You'll feel a lot more comfortable during your flying lesson if you already know the instructor. See if they teach any classroom-based courses on flying, and enroll in one of them before you schedule your in-flight lessons. If this is not an option, ask if you can at least sit down with the instructor and ask them a few questions prior to your lessons. This will give you a chance to build camaraderie, and you'll then feel more confident climbing into the cockpit with them.

Practice good self-care.

In the days and weeks leading up to your flight lessons, make sure you're doing all of the things that you know keep you calm. Get plenty of sleep and exercise, eat a healthy diet, meditate daily, and so forth. You don't want to start your lesson sleep-deprived and starving because that can make your anxiety worse!

Ask questions, and take your time.

You don't want to make your flight lessons into a rushed experience. Remind yourself that there is no reason to rush. Take a deep breath before your instructor has you "take the controls" and don't be afraid to ask questions as they come up. Focus on doing what your flight instructor asks you to do, not on the fact that you're up in the air and flying a plane.
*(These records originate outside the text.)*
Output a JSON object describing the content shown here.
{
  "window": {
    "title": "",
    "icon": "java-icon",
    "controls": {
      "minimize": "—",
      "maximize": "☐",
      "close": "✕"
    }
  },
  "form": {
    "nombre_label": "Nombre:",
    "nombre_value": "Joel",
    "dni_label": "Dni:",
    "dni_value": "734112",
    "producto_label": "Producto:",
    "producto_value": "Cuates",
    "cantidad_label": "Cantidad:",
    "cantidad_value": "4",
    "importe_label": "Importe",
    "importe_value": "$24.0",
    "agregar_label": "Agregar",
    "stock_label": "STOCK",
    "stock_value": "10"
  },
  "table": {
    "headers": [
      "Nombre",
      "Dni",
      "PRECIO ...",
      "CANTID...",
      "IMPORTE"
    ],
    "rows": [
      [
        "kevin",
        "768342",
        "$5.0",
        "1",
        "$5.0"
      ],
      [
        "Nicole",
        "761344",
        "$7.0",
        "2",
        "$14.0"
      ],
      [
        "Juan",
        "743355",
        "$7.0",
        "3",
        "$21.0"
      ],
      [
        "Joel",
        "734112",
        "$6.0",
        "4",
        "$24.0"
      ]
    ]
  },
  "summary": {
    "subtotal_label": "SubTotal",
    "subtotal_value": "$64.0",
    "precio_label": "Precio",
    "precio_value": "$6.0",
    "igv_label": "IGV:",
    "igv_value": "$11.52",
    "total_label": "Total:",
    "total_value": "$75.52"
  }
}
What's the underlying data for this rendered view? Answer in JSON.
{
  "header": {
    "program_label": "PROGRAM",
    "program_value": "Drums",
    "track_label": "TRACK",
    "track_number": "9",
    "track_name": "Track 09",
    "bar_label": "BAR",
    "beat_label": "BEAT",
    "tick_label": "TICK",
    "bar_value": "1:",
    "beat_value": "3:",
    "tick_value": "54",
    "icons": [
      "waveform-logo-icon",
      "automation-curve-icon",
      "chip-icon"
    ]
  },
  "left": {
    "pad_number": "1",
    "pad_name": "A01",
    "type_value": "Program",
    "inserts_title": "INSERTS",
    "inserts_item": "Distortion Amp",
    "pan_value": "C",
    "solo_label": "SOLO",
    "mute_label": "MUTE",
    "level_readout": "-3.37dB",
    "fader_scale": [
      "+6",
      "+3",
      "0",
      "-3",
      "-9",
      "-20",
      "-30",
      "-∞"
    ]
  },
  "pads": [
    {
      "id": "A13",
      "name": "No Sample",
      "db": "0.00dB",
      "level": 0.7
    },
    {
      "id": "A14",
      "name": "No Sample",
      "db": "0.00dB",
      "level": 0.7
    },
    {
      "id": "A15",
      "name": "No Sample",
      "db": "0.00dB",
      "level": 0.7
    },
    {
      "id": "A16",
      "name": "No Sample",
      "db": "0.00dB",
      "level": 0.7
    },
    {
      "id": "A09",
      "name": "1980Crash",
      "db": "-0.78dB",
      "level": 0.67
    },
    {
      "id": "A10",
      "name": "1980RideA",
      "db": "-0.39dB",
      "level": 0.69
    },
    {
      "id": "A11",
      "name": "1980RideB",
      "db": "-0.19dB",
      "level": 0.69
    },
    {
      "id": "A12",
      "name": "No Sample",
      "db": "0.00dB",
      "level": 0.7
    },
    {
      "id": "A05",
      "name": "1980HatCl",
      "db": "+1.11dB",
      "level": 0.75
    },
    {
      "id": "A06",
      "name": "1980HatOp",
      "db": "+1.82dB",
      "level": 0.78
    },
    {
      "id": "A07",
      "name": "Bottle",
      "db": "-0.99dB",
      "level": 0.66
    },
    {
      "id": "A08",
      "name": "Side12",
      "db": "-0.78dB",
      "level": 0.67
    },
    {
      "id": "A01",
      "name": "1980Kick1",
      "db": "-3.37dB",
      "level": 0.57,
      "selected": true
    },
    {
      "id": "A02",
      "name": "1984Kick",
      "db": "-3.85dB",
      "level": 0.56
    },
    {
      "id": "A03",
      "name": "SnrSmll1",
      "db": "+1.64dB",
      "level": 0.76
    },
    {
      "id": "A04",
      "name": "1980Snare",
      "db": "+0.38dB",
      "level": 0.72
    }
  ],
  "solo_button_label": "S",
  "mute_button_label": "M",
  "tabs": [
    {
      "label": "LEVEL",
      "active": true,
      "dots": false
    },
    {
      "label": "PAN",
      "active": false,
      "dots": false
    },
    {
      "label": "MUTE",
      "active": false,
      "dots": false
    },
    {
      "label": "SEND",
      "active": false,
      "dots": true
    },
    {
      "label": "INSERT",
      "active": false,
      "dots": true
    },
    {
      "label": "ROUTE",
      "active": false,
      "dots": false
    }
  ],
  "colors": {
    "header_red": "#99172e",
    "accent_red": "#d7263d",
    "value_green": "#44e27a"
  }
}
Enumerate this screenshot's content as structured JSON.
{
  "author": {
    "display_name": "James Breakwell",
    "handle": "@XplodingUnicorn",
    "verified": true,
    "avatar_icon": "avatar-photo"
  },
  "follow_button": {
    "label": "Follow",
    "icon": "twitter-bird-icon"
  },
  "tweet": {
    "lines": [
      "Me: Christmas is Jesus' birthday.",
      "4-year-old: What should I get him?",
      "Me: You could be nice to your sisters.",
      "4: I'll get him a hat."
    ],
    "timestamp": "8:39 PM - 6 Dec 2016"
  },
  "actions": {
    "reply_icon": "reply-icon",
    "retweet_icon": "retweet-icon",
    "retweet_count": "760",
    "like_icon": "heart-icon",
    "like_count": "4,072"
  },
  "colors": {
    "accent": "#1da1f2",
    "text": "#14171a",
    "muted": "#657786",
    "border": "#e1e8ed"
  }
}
Talk to your therapist about it.

If you have a therapist, make sure you schedule a session a week or so before your first flight training class. Tell them that you are taking flight training courses, and talk about the aspects of the training that make you nervous or anxious. As you've probably experienced before, talking about your worries helps make them less burdensome. Your therapist may also give you some additional tips for dealing with any anxiety you do feel in the air.

Flight lessons can be a little unnerving when you suffer from anxiety, but there are certainly ways to manage your symptoms so you can have a good time up there.